While there’s been some pretty reasonable skepticism about SoHo’s retail viability in the last few years, we also saw some interesting leases last week. Children’s clothier Pink Chicken took about 900 square feet at 397 Bleecker Street for $300 per square foot, which is actually higher than REBNY’s estimation for rents along the famed corridor (which average out to $252). Plus, Italian women’s fashion brand PINKO is taking over the three-story 143 Spring Street for its new U.S. flagship.

Retailers are, in fact, feeling bullish about other parts of the city, too, as Lord & Taylor’s new owner, Saadia Group, took 41,000 square feet at 275 Madison Avenue for offices.

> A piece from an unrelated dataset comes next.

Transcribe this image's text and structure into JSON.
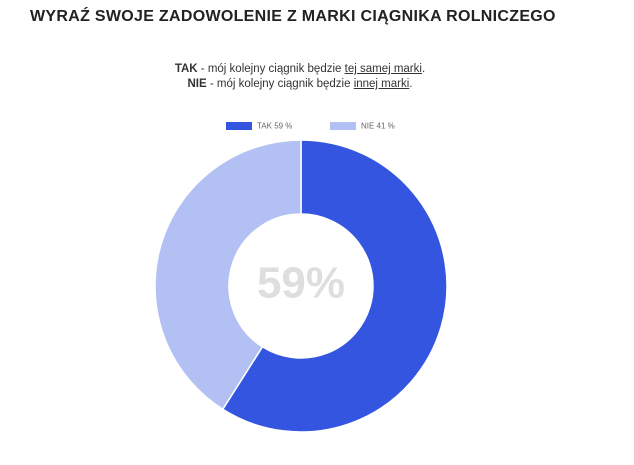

Of course, the need for medical spaces did not diminish during the pandemic, and two new ones were signed at the Aloft Harlem Hotel for Juno Medical and Uptown Dermatology. And, the Hellenic Classical Charter School signed a 45-year ground lease with the Holy Trinity Greek Orthodox Church to build out a 36,000-square-foot facility for third through eighth grades at 1641 Richmond Avenue in Bulls Head, Staten Island.

In the D.C. area, Kushner Companies sold Dutch Village and Pleasantview Apartments, two Baltimore multifamily properties, for $69.3 million to a private buyer.